Is it possible to extend addition on $[0,1]$ to a group operation? More precisely:
Does there exist a binary operation $\ast: [0,1]^2 \to [0,1]$ such that $a \ast b = a+b$ whenever $a+b \leq 1$ and such that $([0,1],\ast)$ is a group?
Clearly, if this is the case then $0$ should be the neutral element. However, we did not make much progress beyond this. This question came up when trying to invent exercises for a group theory course. I do not know what the answer is.
There is no such operation, continuous or not. Observe that if $a,b\in [0,1]$ are such that $a+b>1$, then $$ a*b = 1*(a+b-1) .\quad\quad\quad\quad (1) $$
To see this, just write $$ b=(1-a)+(a+b-1)=(1-a)*(a+b-1) ; $$ this gives (1) after multiplication by $a$.

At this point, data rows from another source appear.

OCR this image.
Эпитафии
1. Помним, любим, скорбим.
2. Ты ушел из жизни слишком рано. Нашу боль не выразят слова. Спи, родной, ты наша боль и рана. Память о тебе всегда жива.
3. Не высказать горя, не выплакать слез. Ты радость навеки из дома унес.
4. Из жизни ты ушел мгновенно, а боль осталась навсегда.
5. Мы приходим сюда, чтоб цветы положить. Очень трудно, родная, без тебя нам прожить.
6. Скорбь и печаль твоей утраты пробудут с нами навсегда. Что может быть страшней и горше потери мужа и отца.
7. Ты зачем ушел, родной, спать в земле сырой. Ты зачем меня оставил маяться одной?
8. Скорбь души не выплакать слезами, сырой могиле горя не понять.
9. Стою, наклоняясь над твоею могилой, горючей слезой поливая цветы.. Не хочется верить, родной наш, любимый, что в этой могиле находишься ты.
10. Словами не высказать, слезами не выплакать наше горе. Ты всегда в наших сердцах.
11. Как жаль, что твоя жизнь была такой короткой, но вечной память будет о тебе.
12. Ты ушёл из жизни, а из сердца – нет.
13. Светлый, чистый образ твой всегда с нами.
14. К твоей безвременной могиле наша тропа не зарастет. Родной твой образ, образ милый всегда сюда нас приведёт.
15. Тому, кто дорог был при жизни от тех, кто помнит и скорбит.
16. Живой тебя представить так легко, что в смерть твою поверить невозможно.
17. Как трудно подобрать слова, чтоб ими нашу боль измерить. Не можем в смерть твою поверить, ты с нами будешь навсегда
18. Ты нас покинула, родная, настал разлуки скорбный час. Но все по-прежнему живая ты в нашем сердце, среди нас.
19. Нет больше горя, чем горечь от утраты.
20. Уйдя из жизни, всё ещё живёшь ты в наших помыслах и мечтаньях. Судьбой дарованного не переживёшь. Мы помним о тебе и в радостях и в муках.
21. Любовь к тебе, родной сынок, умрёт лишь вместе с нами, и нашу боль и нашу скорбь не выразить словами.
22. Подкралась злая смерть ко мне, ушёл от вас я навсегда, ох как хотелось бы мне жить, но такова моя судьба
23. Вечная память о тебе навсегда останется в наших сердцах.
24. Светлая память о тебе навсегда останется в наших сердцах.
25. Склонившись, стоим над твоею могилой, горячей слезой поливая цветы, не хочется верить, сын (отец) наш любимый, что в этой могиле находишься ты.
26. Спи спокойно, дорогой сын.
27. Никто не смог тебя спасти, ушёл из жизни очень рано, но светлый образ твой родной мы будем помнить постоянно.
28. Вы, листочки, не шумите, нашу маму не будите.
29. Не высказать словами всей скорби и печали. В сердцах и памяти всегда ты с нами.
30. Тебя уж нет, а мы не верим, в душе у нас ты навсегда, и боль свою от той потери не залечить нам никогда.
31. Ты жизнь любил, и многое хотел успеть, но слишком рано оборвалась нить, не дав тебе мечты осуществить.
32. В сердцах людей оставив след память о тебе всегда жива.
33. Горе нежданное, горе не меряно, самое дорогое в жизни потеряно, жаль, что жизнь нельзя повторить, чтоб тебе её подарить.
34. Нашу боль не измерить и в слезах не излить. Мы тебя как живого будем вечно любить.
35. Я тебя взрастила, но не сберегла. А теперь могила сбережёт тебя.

Now fix $a$ and consider $a*x$, $0\le x\le 1$. This defines a bijection on $[0,1]$, and since $0\le x\le 1-a$ gets mapped bijectively onto $[a,1]$, it follows that $x\mapsto 1*(a+x-1)$ must map $(1-a,1]$ bijectively onto $[0,a)$.
Equivalently, $y\mapsto 1*y$ must map $(0,a]$ bijectively onto $[0,a)$, but this isn't working because now the $y$ with $1*y=0$ would have to be in $(0,a]$ for all $a>0$.